We have audited the financial statements of Central Interstate Low-Level Radioactive Waste Commission (the Commission) as of and for the year ended June 30, 2000 and have issued our report thereon dated July 21, 2000. We conducted our audit in accordance with auditing standards generally accepted in the United States of America and the standards applicable to financial audits contained in Government Auditing Standards issued by the Comptroller General of the United States.
Compliance
As
part of obtaining reasonable assurance about whether the Commission’s financial
statements are free of material misstatement, we performed tests of its
compliance with certain provisions of laws, regulations, contracts and
grants, noncompliance with which could have a direct and material effect
on the determination of financial statement amounts. However, providing
an opinion on compliance with those provisions was not an objective of
our audit and, accordingly, we do not express such an opinion. The results
of our tests disclosed no instances of noncompliance that are required
to be
reported
under Government Auditing Standards.
Internal Control Over Financial Reporting
In
planning and performing our audit, we considered the Commission’s internal
control over financial reporting in order to determine our auditing procedures
for the purpose of expressing our opinion on the financial statements and
not to provide assurance on the internal control over financial reporting.

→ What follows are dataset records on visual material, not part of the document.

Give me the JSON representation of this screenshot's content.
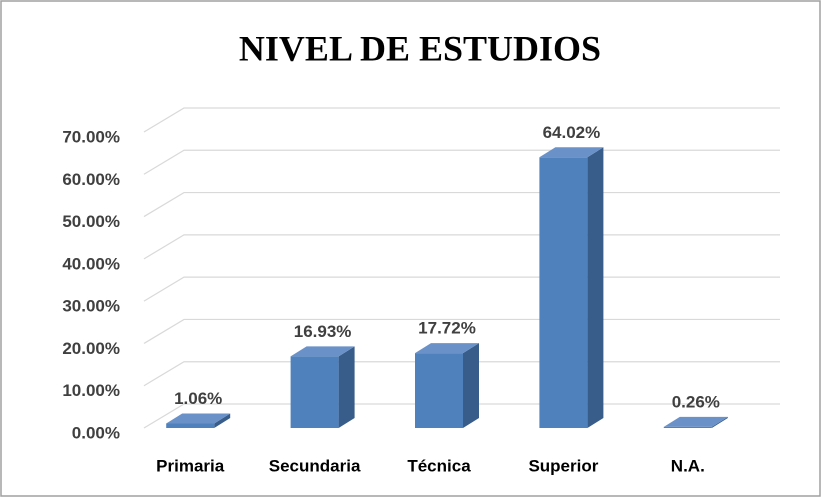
{
  "chart_data": {
    "type": "bar3d",
    "title": "NIVEL DE ESTUDIOS",
    "categories": [
      "Primaria",
      "Secundaria",
      "Técnica",
      "Superior",
      "N.A."
    ],
    "values": [
      1.06,
      16.93,
      17.72,
      64.02,
      0.26
    ],
    "value_labels": [
      "1.06%",
      "16.93%",
      "17.72%",
      "64.02%",
      "0.26%"
    ],
    "color": "#4f81bd",
    "ylim": [
      0,
      70
    ],
    "yticks": [
      {
        "value": 0,
        "label": "0.00%"
      },
      {
        "value": 10,
        "label": "10.00%"
      },
      {
        "value": 20,
        "label": "20.00%"
      },
      {
        "value": 30,
        "label": "30.00%"
      },
      {
        "value": 40,
        "label": "40.00%"
      },
      {
        "value": 50,
        "label": "50.00%"
      },
      {
        "value": 60,
        "label": "60.00%"
      },
      {
        "value": 70,
        "label": "70.00%"
      }
    ],
    "grid": true
  }
}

Our consideration of the internal control over financial reporting would
not necessarily disclose all matters in the internal control over financial
reporting that might be material weaknesses. A material weakness is a condition
in which the design or operation of one or more of the internal control
components
does not reduce to a relatively low level the risk that misstatements in
amounts that would be material in relation to the financial statements
being audited may occur and not be detected within a timely period by employees
in the normal course of performing their assigned functions. We noted no
matters involving the internal control over financial reporting and its
operation that we consider to be material weaknesses.
This report is intended solely for the information and use of the Commissioners, and the Commission management and is not intended to be and should not be used by anyone other than these specified parties.